El budismo y la consciencia

Tienen en común sus 33 años, su pasión por la biología y haber compartido a Francisco Varela como maestro. El francés Antoine Lutz es doctor en Ciencias Cognitivas, y en el Laboratorio de Neurociencia Afectiva de la Universidad de Wisconsin estudia las reacciones de los cerebros de monjes tibetanos entrenados en meditación e introspección. El doctor Diego Cosmelli trabaja en el Laboratorio de Neurociencias Cognitivas del Departamento de Siquiatría de la Universidad Católica.

¿Qué regiones del cerebro, relacionadas con el bienestar o la felicidad, se activan en las experiencias con monjes budistas?
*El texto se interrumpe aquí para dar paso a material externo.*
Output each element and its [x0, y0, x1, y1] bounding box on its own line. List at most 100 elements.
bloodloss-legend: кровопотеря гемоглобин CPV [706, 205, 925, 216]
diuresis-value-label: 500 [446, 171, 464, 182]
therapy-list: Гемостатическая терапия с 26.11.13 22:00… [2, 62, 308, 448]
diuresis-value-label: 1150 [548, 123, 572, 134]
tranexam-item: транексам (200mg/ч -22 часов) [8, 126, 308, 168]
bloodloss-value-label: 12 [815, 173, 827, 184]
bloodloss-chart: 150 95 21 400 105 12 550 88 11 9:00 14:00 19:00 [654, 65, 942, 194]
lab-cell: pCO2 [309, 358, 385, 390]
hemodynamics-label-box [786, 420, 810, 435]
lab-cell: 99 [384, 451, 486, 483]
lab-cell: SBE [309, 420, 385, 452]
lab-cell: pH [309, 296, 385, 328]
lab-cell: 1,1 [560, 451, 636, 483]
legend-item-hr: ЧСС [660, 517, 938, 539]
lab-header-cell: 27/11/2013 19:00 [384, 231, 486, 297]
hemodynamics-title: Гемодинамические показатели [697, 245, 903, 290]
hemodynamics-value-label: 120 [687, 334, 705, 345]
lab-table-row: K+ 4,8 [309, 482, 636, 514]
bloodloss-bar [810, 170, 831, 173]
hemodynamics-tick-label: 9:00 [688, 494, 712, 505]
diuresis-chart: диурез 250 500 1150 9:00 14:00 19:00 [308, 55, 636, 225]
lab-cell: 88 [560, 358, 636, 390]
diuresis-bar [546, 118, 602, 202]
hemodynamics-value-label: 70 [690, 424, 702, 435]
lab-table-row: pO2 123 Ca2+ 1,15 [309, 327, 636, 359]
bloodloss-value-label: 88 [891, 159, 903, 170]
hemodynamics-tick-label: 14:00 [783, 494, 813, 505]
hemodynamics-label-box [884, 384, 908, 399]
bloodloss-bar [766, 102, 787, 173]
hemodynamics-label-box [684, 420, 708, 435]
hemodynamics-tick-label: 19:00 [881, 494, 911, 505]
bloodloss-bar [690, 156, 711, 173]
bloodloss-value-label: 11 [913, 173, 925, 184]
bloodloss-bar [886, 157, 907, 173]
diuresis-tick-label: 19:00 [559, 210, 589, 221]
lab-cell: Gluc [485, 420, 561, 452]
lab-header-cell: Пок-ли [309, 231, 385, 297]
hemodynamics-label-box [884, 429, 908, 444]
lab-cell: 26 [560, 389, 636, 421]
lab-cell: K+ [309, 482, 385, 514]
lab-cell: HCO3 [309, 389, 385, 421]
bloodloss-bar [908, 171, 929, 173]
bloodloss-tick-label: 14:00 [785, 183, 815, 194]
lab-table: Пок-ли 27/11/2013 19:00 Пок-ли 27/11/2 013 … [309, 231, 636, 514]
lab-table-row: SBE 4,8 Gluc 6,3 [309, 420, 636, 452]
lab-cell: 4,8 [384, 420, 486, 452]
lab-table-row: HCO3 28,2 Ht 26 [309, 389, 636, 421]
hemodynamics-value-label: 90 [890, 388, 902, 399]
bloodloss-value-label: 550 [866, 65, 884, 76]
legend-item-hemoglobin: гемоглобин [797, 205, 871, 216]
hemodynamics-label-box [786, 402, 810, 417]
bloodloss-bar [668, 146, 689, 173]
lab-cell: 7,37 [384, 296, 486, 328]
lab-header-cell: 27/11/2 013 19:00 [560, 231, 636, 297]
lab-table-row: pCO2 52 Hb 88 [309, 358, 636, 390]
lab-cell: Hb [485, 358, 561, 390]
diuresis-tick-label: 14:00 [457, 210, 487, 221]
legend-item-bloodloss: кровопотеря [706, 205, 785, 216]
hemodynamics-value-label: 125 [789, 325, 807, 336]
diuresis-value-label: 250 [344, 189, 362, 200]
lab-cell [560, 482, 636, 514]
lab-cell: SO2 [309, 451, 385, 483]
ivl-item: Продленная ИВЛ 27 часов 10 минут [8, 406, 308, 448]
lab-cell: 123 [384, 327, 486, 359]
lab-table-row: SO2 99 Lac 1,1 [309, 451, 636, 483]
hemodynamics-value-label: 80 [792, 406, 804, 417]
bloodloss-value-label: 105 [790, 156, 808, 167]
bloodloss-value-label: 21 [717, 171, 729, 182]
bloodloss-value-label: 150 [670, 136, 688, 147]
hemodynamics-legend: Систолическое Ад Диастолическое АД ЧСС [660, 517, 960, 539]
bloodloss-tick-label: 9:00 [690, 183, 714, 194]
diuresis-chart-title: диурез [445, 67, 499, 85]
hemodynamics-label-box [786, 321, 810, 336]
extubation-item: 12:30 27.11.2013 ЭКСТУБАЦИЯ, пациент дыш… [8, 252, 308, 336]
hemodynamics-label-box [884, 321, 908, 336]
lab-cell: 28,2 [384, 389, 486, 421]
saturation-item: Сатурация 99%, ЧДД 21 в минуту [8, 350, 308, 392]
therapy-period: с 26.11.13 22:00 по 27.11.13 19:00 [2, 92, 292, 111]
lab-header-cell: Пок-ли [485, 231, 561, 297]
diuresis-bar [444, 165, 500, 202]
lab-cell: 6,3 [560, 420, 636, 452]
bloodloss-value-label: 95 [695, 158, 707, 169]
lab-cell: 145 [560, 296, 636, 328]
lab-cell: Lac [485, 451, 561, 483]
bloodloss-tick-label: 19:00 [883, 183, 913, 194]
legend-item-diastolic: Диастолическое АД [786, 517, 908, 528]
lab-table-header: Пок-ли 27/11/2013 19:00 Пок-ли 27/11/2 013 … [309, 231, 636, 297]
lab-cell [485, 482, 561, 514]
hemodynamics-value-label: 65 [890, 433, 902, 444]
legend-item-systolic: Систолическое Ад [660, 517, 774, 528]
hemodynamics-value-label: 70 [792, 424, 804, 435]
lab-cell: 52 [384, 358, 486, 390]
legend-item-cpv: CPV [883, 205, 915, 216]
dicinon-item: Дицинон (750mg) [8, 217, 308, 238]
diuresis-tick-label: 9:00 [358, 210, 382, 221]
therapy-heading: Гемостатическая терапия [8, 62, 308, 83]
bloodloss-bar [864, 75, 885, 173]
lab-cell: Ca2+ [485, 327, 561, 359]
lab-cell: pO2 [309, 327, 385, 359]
–Antoine Lutz (A.L.): No hay sólo una región cerebral que se active con el bienestar. Y además hay muchos estilos de meditación, de los cuales se espera que produzcan efectos distintos sobre la mente. Una meditación, por ejemplo, busca entrenar la concentración. Ahí lo que importa es la capacidad de entrenar y calmar la mente. En ese caso se ve que se activan circuitos cerebrales que están asociados principalmente con la atención. Otro tipo de meditación busca generar un estado de compasión, actitudes altruistas. En ese caso se activan regiones del cerebro relacionadas con emociones positivas, pero también una zona que reacciona cuando alguien se acerca o se aleja de hechos que dan miedo o que atraen fuertemente. Cuando se practica la meditación que genera compasión, hay una activación preferente del lado izquierdo del cerebro. Se activan regiones relacionadas con la intención motriz de acercarse a otra persona, de establecer contacto social con el otro. Y también se activa la ínsula, una región cortical que está muy oculta y que está asociada a la capacidad de sentir el propio cuerpo.